Hi,

That’s curious. Isn’t the point of non-blocking connections that you
keep them open across multiple read calls? So why would it be useful
to default-open unz() as non-blocking only to close it again?

The most similar connection type to unz() seems to me to be gzfile()
which is opened as blocking by default [1] and is also special-cased
to avoid the readLines() push-back [2]. I wonder why it’s useful for
unz() not to behave the same? Especially considering that at least
readLines() from an open non-blocking unz() is just an error currently.

Best,

Mikko

[1]: 
https://github.com/wch/r-source/blob/69af5a3859b0a45432a01f118dbecf5d8831085b/src/main/connections.c#L2451
[2]: 
https://github.com/wch/r-source/blob/69af5a3859b0a45432a01f118dbecf5d8831085b/src/main/connections.c#L4163

From: Iris Simmons <ikwsi...@gmail.com>
Sent: Friday, 25 October 2024 14:38
To: Marttila Mikko <mikko.martt...@orionpharma.com>
Cc: R help Mailing list <r-help@r-project.org>
Subject: Re: [R] readLines() and unz() and non-empty final line

Hi again,


The unz connection is non-blocking by default.

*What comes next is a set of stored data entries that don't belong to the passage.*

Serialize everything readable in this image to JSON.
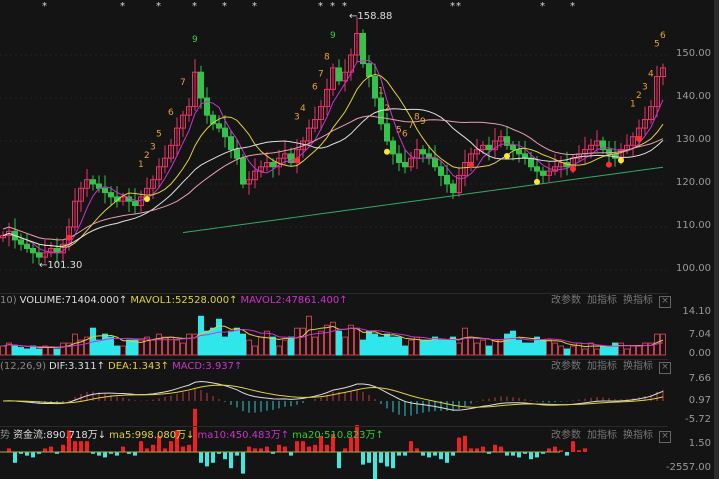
{
  "chart_data": {
    "type": "candlestick",
    "price_axis": {
      "ticks": [
        "150.00",
        "140.00",
        "130.00",
        "120.00",
        "110.00",
        "100.00"
      ],
      "range": [
        96,
        160
      ]
    },
    "closes": [
      108,
      109,
      107,
      106,
      105,
      104,
      103,
      104,
      105,
      104,
      106,
      110,
      116,
      119,
      121,
      120,
      119,
      118,
      117,
      116,
      117,
      116,
      115,
      117,
      119,
      121,
      124,
      126,
      129,
      133,
      136,
      138,
      146,
      140,
      136,
      134,
      133,
      131,
      128,
      126,
      120,
      121,
      123,
      124,
      125,
      124,
      126,
      127,
      125,
      128,
      130,
      133,
      135,
      138,
      142,
      147,
      144,
      146,
      150,
      155,
      148,
      145,
      140,
      134,
      130,
      127,
      125,
      124,
      126,
      128,
      127,
      126,
      124,
      122,
      120,
      118,
      122,
      125,
      127,
      128,
      129,
      128,
      130,
      131,
      129,
      128,
      127,
      126,
      124,
      123,
      122,
      123,
      124,
      125,
      124,
      126,
      127,
      128,
      129,
      130,
      128,
      127,
      126,
      128,
      129,
      131,
      133,
      135,
      138,
      145,
      147
    ],
    "volumes": [
      3,
      4,
      3,
      2.5,
      2,
      3,
      2,
      3,
      2.5,
      2,
      4,
      4,
      7,
      5,
      6,
      9,
      5,
      7,
      6,
      3,
      3,
      5,
      5,
      5,
      6,
      5,
      7,
      6,
      6,
      5,
      4,
      7,
      7,
      13,
      8,
      9,
      12,
      6,
      8,
      9,
      7,
      5,
      3,
      6,
      8,
      6,
      3,
      5,
      6,
      9,
      9,
      13,
      6,
      8,
      10,
      11,
      8,
      6,
      10,
      9,
      5,
      8,
      7,
      6,
      7,
      6,
      6,
      3,
      5,
      6,
      5,
      5,
      6,
      5,
      5,
      6,
      4,
      9,
      6,
      4,
      5,
      3,
      5,
      5,
      7,
      8,
      5,
      4,
      4,
      6,
      5,
      5,
      4,
      3,
      2,
      3,
      4,
      2,
      4,
      2,
      3,
      3,
      4,
      4,
      2,
      3,
      3,
      4,
      4,
      7,
      7
    ],
    "annotations": {
      "high": "←158.88",
      "low": "←101.30"
    },
    "count_labels": [
      {
        "i": 32,
        "t": "9",
        "c": "#3ad13a"
      },
      {
        "i": 26,
        "t": "5",
        "c": "#e6a23c"
      },
      {
        "i": 28,
        "t": "6",
        "c": "#e6a23c"
      },
      {
        "i": 30,
        "t": "7",
        "c": "#e6a23c"
      },
      {
        "i": 23,
        "t": "1",
        "c": "#e6a23c"
      },
      {
        "i": 24,
        "t": "2",
        "c": "#e6a23c"
      },
      {
        "i": 25,
        "t": "3",
        "c": "#e6a23c"
      },
      {
        "i": 49,
        "t": "3",
        "c": "#e6a23c"
      },
      {
        "i": 50,
        "t": "4",
        "c": "#e6a23c"
      },
      {
        "i": 52,
        "t": "6",
        "c": "#e6a23c"
      },
      {
        "i": 53,
        "t": "7",
        "c": "#e6a23c"
      },
      {
        "i": 54,
        "t": "8",
        "c": "#e6a23c"
      },
      {
        "i": 55,
        "t": "9",
        "c": "#3ad13a"
      },
      {
        "i": 63,
        "t": "1",
        "c": "#e6a23c"
      },
      {
        "i": 64,
        "t": "2",
        "c": "#e6a23c"
      },
      {
        "i": 66,
        "t": "5",
        "c": "#e6a23c"
      },
      {
        "i": 67,
        "t": "6",
        "c": "#e6a23c"
      },
      {
        "i": 68,
        "t": "7",
        "c": "#e6a23c"
      },
      {
        "i": 69,
        "t": "8",
        "c": "#e6a23c"
      },
      {
        "i": 70,
        "t": "9",
        "c": "#e6a23c"
      },
      {
        "i": 105,
        "t": "1",
        "c": "#e6a23c"
      },
      {
        "i": 106,
        "t": "2",
        "c": "#e6a23c"
      },
      {
        "i": 107,
        "t": "3",
        "c": "#e6a23c"
      },
      {
        "i": 108,
        "t": "4",
        "c": "#e6a23c"
      },
      {
        "i": 109,
        "t": "5",
        "c": "#e6a23c"
      },
      {
        "i": 110,
        "t": "6",
        "c": "#e6a23c"
      }
    ],
    "star_marks": [
      7,
      20,
      26,
      32,
      37,
      42,
      53,
      55,
      57,
      75,
      76,
      90,
      95
    ],
    "dots": [
      {
        "i": 11,
        "c": "#ff3030"
      },
      {
        "i": 24,
        "c": "#ffe633"
      },
      {
        "i": 49,
        "c": "#ff3030"
      },
      {
        "i": 64,
        "c": "#ffe633"
      },
      {
        "i": 78,
        "c": "#ff3030"
      },
      {
        "i": 84,
        "c": "#ffe633"
      },
      {
        "i": 89,
        "c": "#ffe633"
      },
      {
        "i": 95,
        "c": "#ff3030"
      },
      {
        "i": 101,
        "c": "#ff3030"
      },
      {
        "i": 103,
        "c": "#ffe633"
      },
      {
        "i": 106,
        "c": "#ff3030"
      }
    ]
  },
  "volume_panel": {
    "prefix": "10)",
    "volume": "VOLUME:71404.000↑",
    "mavol1": "MAVOL1:52528.000↑",
    "mavol2": "MAVOL2:47861.400↑",
    "ticks": [
      "14.10",
      "7.04",
      "0.00"
    ]
  },
  "macd_panel": {
    "prefix": "(12,26,9)",
    "dif": "DIF:3.311↑",
    "dea": "DEA:1.343↑",
    "macd": "MACD:3.937↑",
    "ticks": [
      "7.66",
      "0.97",
      "-5.72"
    ]
  },
  "fund_panel": {
    "prefix": "势",
    "flow": "资金流:890.718万↓",
    "ma5": "ma5:998.080万↓",
    "ma10": "ma10:450.483万↑",
    "ma20": "ma20:510.823万↑",
    "ticks": [
      "1.50",
      "-2557.00"
    ]
  },
  "tools": {
    "edit": "改参数",
    "add": "加指标",
    "swap": "换指标",
    "close": "×"
  },
  "colors": {
    "up": "#e8336a",
    "down": "#33c24a",
    "vol_up": "#c0404a",
    "vol_down": "#2fe6ea",
    "ma5": "#e0e0e0",
    "ma10": "#e0d040",
    "ma20": "#cc33cc",
    "ma60": "#33aa66"
  }
}
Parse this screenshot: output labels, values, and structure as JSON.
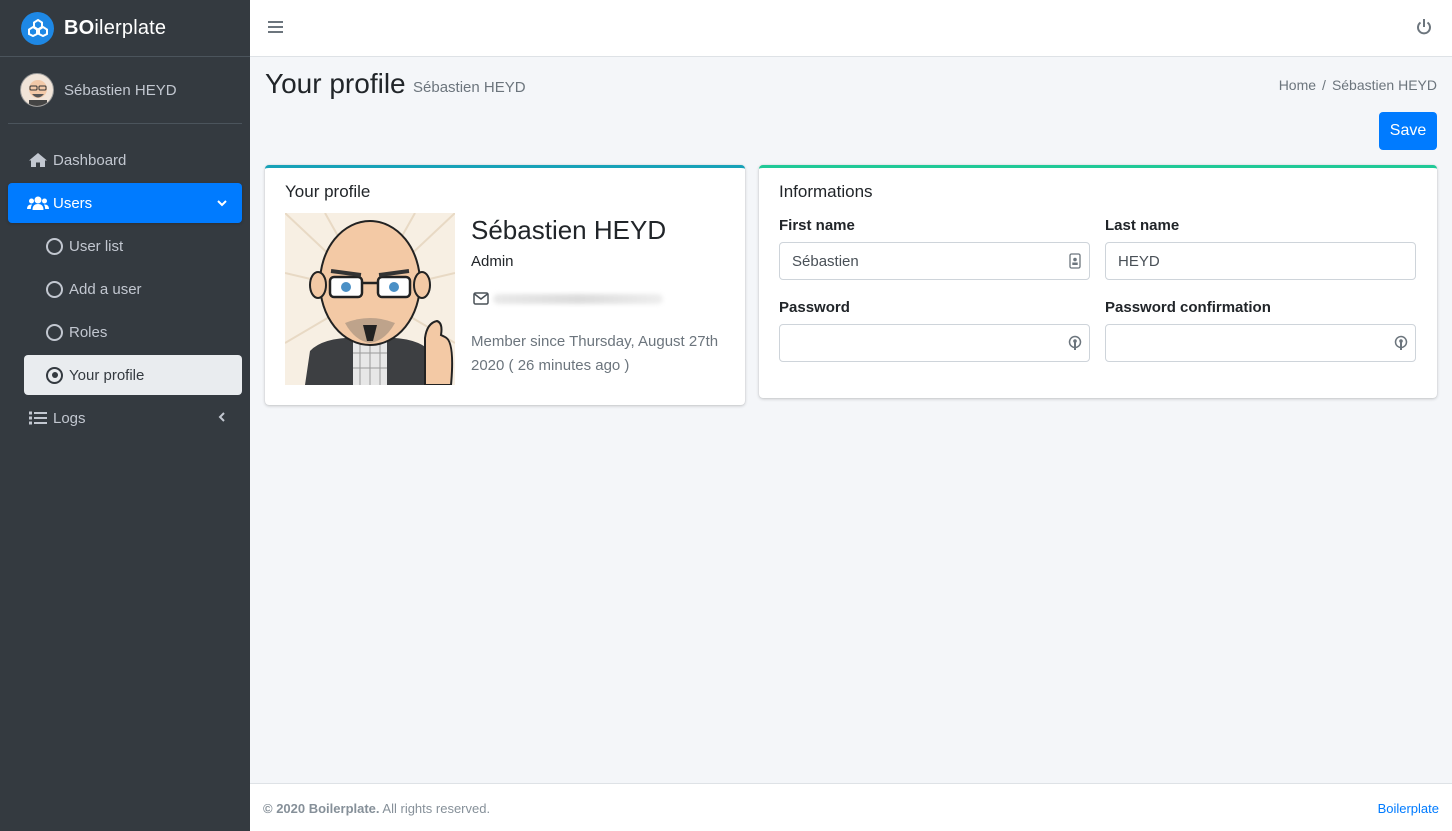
{
  "brand": {
    "bold": "BO",
    "rest": "ilerplate"
  },
  "user_panel": {
    "name": "Sébastien HEYD"
  },
  "nav": {
    "dashboard": "Dashboard",
    "users": "Users",
    "user_list": "User list",
    "add_user": "Add a user",
    "roles": "Roles",
    "your_profile": "Your profile",
    "logs": "Logs"
  },
  "header": {
    "title": "Your profile",
    "subtitle": "Sébastien HEYD",
    "breadcrumb": {
      "home": "Home",
      "separator": "/",
      "current": "Sébastien HEYD"
    },
    "save_label": "Save"
  },
  "profile_card": {
    "title": "Your profile",
    "name": "Sébastien HEYD",
    "role": "Admin",
    "member_since": "Member since Thursday, August 27th 2020 ( 26 minutes ago )"
  },
  "info_card": {
    "title": "Informations",
    "first_name_label": "First name",
    "first_name_value": "Sébastien",
    "last_name_label": "Last name",
    "last_name_value": "HEYD",
    "password_label": "Password",
    "password_confirmation_label": "Password confirmation"
  },
  "footer": {
    "copyright": "© 2020 Boilerplate.",
    "rights": " All rights reserved.",
    "link": "Boilerplate"
  },
  "colors": {
    "accent": "#007bff",
    "sidebar": "#343a40",
    "profile_border": "#17a2b8",
    "info_border": "#20c997"
  }
}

I checked do_unz which calls 
R_newunz which calls init_con and the only place in any of those functions that 
sets 'blocking' is init_con which sets it to FALSE:

https://github.com/wch/r-source/blob/0c26529e807a9b1dd65f7324958c17bf72e1de1a/src/main/connections.c#L713

I'll open an issue on R-bugzilla and see if they're willing to do something 
similar to 'file()'; that is, add a 'blocking' argument to unz. It's hard to 
say whether they would choose 'blocking = FALSE' for back compatibility or 
'blocking = TRUE' for consistency with 'file()'.


Regards,

Iris
On Fri, Oct 25, 2024, 04:47 Marttila Mikko 
<mikko.martt...@orionpharma.com<mailto:mikko.martt...@orionpharma.com>> wrote:
Thanks Iris, Bert, and Tim.

Whether unz() is blocking or not by default doesn’t seem to be documented. 
Indeed, thank you Iris for finding out that explicitly opening it as blocking 
would work. That made me wonder if it’s non-blocking by default then, which 
would have been surprising. However, explicitly opening it as non-blocking 
seems to lead to problems as well:

> local({
+   con <- unz("hello.zip", "hello.txt")
+   open(con, blocking = FALSE)
+   on.exit(close(con))
+   res <- readLines(con)
+   res
+ })
Error in readLines(con) : seek not enabled for this connection
Calls: local ... eval.parent -> eval -> eval -> eval -> eval -> readLines
Execution halted
So, the behaviour of unz() seems to be different depending on whether it was 
explicitly opened before passed to readLines(). Should this be fixed or 
documented?

Best,

Mikko

From: Bert Gunter <bgunter.4...@gmail.com<mailto:bgunter.4...@gmail.com>>
Sent: Thursday, 24 October 2024 18:13
To: Iris Simmons <ikwsi...@gmail.com<mailto:ikwsi...@gmail.com>>
Cc: Marttila Mikko 
<mikko.martt...@orionpharma.com<mailto:mikko.martt...@orionpharma.com>>; 
r-help@r-project.org<mailto:r-help@r-project.org>
Subject: Re: [R] readLines() and unz() and non-empty final line

You don't often get email from 
bgunter.4...@gmail.com<mailto:bgunter.4...@gmail.com>. Learn why this is 
important<https://aka.ms/LearnAboutSenderIdentification>
But note:

> zip("hello.zip", "hello.txt")
updating: hello.txt (stored 0%)
> readChar(unz("hello.zip","hello.txt"),100)
[1] "hello"

I leave it to you and other wiser heads to figure out.

Cheers,
Bert

On Thu, Oct 24, 2024 at 8:57 AM Iris Simmons 
<ikwsi...@gmail.com<mailto:ikwsi...@gmail.com>> wrote:
Hi Mikko,


I tried running a few different things, and it seems as though
explicitly using `open()` and opening a blocking connection works.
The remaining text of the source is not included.